Why Fidelity Isn’t Playing The ETF Game
By Tom Lydon on August 25, 2009 | More Posts By Tom Lydon | Author's Website
Mutual fund giant Fidelity has just one exchange traded fund (ETF). As the ETF grows and gains an increasing amount of market share, though, Fidelity says that one is going to have to do.
Fidelity is the largest mutual fund company in the United States. While they have reorganized and diversified beyond that core aspect of its business, ETFs apparently are not part of the plan.
On other fronts, the company has reported market share gains this year with more money flowing in across its expanded range of financial services, reports Mark Jewell for The Washington Post. Those include individual retirement planning, employee benefit management and brokerage operations.

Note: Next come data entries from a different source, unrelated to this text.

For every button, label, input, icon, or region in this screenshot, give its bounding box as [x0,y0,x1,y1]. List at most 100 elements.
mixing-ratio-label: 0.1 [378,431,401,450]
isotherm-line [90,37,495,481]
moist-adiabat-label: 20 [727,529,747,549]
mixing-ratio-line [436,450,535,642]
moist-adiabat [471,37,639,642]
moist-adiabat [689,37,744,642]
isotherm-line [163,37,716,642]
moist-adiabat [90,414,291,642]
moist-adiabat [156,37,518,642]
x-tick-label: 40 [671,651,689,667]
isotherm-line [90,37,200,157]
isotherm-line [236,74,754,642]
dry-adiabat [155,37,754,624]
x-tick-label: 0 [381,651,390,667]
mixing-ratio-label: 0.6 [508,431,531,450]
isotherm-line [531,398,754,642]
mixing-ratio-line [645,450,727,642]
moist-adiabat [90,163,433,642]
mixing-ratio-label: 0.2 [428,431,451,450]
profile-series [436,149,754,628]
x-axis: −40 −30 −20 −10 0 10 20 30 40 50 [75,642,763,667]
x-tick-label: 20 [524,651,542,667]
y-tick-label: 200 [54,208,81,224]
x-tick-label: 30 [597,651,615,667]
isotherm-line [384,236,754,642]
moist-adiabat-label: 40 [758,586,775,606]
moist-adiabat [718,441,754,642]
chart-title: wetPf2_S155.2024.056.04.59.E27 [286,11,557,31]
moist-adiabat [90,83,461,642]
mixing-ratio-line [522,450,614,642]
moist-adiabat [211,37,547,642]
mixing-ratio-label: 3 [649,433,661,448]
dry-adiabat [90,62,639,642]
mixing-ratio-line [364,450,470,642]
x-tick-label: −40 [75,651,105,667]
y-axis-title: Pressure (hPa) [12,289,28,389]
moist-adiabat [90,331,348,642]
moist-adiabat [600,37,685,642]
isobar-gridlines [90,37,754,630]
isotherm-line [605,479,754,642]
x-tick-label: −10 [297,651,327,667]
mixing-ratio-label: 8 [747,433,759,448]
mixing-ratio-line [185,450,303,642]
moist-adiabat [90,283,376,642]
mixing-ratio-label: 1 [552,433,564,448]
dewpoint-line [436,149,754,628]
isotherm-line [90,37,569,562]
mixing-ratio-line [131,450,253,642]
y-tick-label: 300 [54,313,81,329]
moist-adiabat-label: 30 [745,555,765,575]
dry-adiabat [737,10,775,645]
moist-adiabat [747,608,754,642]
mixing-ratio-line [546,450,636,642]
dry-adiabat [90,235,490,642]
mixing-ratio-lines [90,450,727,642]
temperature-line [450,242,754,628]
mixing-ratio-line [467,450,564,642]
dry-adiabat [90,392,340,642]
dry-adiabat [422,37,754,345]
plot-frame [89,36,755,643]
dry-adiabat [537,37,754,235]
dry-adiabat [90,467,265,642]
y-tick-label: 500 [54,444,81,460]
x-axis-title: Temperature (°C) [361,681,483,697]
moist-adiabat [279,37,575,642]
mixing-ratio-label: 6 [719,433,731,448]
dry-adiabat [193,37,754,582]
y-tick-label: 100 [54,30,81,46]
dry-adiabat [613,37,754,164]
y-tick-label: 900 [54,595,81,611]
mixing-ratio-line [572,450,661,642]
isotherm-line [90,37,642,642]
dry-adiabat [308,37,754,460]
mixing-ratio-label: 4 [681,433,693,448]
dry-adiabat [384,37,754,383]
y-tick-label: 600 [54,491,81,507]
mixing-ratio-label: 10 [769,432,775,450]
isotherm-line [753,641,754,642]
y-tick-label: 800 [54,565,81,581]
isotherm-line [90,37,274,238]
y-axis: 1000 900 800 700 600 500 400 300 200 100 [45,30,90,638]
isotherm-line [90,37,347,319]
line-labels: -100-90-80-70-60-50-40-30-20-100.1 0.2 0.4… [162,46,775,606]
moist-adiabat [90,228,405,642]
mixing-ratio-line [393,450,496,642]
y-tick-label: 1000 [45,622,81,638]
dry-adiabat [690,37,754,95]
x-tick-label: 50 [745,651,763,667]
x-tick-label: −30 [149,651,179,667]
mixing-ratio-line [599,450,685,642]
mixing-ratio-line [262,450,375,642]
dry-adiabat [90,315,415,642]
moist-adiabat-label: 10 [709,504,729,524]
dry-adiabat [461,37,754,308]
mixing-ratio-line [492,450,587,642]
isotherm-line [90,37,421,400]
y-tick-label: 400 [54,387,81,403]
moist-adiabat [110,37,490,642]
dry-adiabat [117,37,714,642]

Is skipping out on the growing ETF industry wise? Investors bought more ETFs in the first half of this year than they did in the same period last year, reports Sue Asci for Investment News. The net inflows also increased: $35 billion in the first six months of 2009 vs. $26 billion in 2008.
Some feel that Fidelity is positioned to do just fine without ETFs. However, other big names in the mutual fund industry have entered the ETF space, most notably PIMCO. Further studies have supported the need for ETFs. One survey of financial advisors found that many expect to reduce their clients’ holdings of mutual funds to 27% in 2011, down 30% from today, and 35% in 2007. By 2011, expect ETF holdings to make up around 14% of their portfolios, or 8% more from now.
On the other hand, two-thirds of Fidelity’s revenue comes from 401(k)s. If the markets are up or even flat for an extended period of time, and their average fee is north of 1.1% and investors are now beginning to pour money into their 401(k)s again, why should Fidelity be motivated to offer ETFs and cannibalize their current business model?